@k3_2o/pi-read-image

OCR image-to-text tool for Pi — extracts text from screenshots, terminal output, and code images using Tesseract + ImageMagick

Packages

Package details

extension

Install @k3_2o/pi-read-image from npm and Pi will load the resources declared by the package manifest.

npm repo home report

$ pi install npm:@k3_2o/pi-read-image

Package: @k3_2o/pi-read-image
Version: 0.2.1
Published: Jun 22, 2026
Downloads: not available
Author: k3_2o
License: MIT
Types: extension
Size: 31.3 KB
Dependencies: 0 dependencies · 4 peers

Pi manifest JSON

{
  "extensions": [
    "./index.ts"
  ]
}

Security note

Pi packages can execute code and influence agent behavior. Review the source before installing third-party packages.

README

pi-read-image

OCR image-to-text tool for Pi — extracts text from screenshots, terminal output, and code images using Tesseract + ImageMagick.

What it does

When Pi encounters an image the model can't see, it OCRs it locally.

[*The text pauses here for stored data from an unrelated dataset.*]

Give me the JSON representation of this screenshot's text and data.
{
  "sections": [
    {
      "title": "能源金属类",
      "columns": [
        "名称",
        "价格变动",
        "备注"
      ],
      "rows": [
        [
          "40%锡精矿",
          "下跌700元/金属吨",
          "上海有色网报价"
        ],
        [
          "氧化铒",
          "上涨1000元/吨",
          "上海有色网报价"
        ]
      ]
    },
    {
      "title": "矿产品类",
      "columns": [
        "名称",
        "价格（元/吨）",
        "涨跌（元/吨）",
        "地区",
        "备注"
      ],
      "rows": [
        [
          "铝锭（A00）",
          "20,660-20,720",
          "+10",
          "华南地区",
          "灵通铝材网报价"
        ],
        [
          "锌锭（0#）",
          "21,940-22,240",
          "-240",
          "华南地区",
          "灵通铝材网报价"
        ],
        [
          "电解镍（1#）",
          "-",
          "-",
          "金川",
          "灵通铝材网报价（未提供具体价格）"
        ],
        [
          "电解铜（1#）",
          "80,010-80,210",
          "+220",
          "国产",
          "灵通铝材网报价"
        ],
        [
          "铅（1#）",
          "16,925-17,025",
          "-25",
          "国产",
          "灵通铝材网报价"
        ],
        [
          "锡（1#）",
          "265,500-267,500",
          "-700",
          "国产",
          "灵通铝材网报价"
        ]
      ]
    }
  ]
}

Preprocesses with ImageMagick (adaptive upscale, sharpen, contrast, grayscale), runs Tesseract with LSTM engine, extracts word-level confidence, and cleans up artifacts. If confidence is low and the model has vision, the image is sent directly to the model instead.

Pass an array of paths to OCR multiple images in one call — they process concurrently and one failure won't waste the batch.

Requirements

tesseract-ocr
imagemagick

# Debian/Ubuntu
sudo apt install tesseract-ocr imagemagick -y
# macOS
brew install tesseract imagemagick

Install

# via npm (recommended)
pi install npm:@k3_2o/pi-read-image

# via GitHub
pi install git:github.com/k3-2o/pi-read-image

Usage

The model uses read_image automatically when it can't see an image. Parameters:

Parameter	Type	Default	Description
`path`	`string` \| `string[]`	—	Path to image file, or array of paths for batch OCR
`language`	`string`	`"eng"`	OCR language code (ISO 639-3)
`psm`	`number`	`6`	Page Segmentation Mode (3=auto, 4=single column, 6=block of text, 7=single line, 11=sparse, 13=raw)

License

MIT